Cehaleti görmezden gelmek, cehaletin olası ek çeşitlerinden yalnızca biri olabilir. Özellikle cehalet bireylerin, grupların ve hatta sistemlerin veya yapıların işlevsel bir durumu olarak tanımlanırsa başka türler de eklenebilir. Eleştirimin yanlış anlaşılması ihtimaline karşı, Peels'in taksonomisinde cehaleti görmezden gelme örneklerinin yer alamayacağını iddia etmediğimi eklemek isterim. Olabileceğini varsayıyorum. Örneğin, cehaleti görmezden gelme belirteçleri kararsızlık türünde olabilirken, diğer belirteçler derin cehalet örnekleri olabilir. Benim şikayetim, cehaleti görmezden gelme türünün açıklamada dağınık olmasıdır. Benzer bir nokta, örneğin cehaleti görmezden gelmenin bir türü olabilecek güdülenmiş cehalet için de söylenebilir.
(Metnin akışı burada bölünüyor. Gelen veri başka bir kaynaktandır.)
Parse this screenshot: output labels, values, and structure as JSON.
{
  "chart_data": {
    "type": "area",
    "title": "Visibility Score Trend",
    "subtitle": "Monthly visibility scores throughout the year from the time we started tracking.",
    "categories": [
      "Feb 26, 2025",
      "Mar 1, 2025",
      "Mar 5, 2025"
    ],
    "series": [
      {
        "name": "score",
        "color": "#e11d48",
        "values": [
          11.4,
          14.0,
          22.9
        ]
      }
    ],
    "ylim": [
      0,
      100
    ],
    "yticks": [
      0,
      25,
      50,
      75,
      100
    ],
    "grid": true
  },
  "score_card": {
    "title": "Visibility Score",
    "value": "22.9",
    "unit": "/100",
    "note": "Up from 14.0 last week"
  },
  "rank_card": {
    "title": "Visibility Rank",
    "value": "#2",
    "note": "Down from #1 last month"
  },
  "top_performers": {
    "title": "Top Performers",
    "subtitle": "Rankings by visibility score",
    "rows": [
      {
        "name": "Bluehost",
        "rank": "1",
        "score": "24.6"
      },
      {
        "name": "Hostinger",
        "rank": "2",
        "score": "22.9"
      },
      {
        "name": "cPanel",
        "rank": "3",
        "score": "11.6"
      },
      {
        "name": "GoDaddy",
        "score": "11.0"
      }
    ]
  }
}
Özellikle de düzenleyici epistemolojinin amaçlarına uygun bir cehalet kavramı geliştirmek istiyorsak, bu tür bir sınırlandırma sorunlu olabilir.


Peels'in bir grup cehaleti örneği olarak sınıflandırdığı beyaz cehaleti çalışması bağlamında da farklı bir taksonomi değerli olabilir (bölüm 8). Üçüncü endişem, Peels'in bu olguya ilişkin açıklamasının bazı yönleriyle ilgilidir. Beyazlar, grubu beyaz olmanın gurur kaynağı olduğu bireylerle sınırlı olarak düşünsek bile, bir bütün olarak yapılandırılmış bir grup değildir. Bazı beyazlar, beyaz üstünlükçülerden oluşan yapılandırılmış grupların üyeleri olabilir. Ancak bir bütün olarak beyazların bu alt popülasyonu en iyi ihtimalle bazı özellikleri paylaşan bireylerin oluşturduğu bir kolektiftir. Peels'in grup cehaletine ilişkin dinamik açıklaması, etkili veya etkin üyelere sahip gruplar açısından formüle edilmiştir (119). Bazı beyazların kanaat önderleri olduğu doğrudur, ancak bu gerçek tek başına beyaz nüfusun bir grup etkeni olduğunu göstermek için yeterli değildir. Aksine, beyaz cehaletini çeşitli işlevsel türler olarak cehalet kavramlarını kullanarak incelemek daha aydınlatıcıdır. Bu şekilde anlaşıldığında, bazı beyazların beyaz cehaleti, kimlik koruyucu bilişin bir ifadesi olarak güdülenmiş cehalettir. Ancak diğerlerinin beyaz cehaleti ideolojinin ve hatta tamamen yapısal güçlerin bir sonucu olabilir. Bu işlevsel açıklamaların avantajı, içeriği ırksal konularla ilgili olmayan önermelere ilişkin bazı cehalet biçimlerini sezgisel olarak doğru bir şekilde beyaz cehaletin simgeleri olarak sınıflandırmalarıdır. Eğer bu cehalet örüntülerinin şu anda var olmasının nedeni, aynı cehalet türünün geçmişteki örneklerinin ırksal adaletsizliğe katkıda bulunmasıysa ve bu katkı, bu cehalet türünün mevcut örneklerinin varlığını açıklıyorsa, bu örnekler beyaz cehaletine örnek teşkil edecektir. Bu açıklamalar, beyaz cehaletinin dinamiklerini anlamak için daha uygun olabilir ve Peels'in bu cehalet biçimlerine ilişkin son derece ayrık görüşünden daha az hantal açıklamalar getirebilir (115).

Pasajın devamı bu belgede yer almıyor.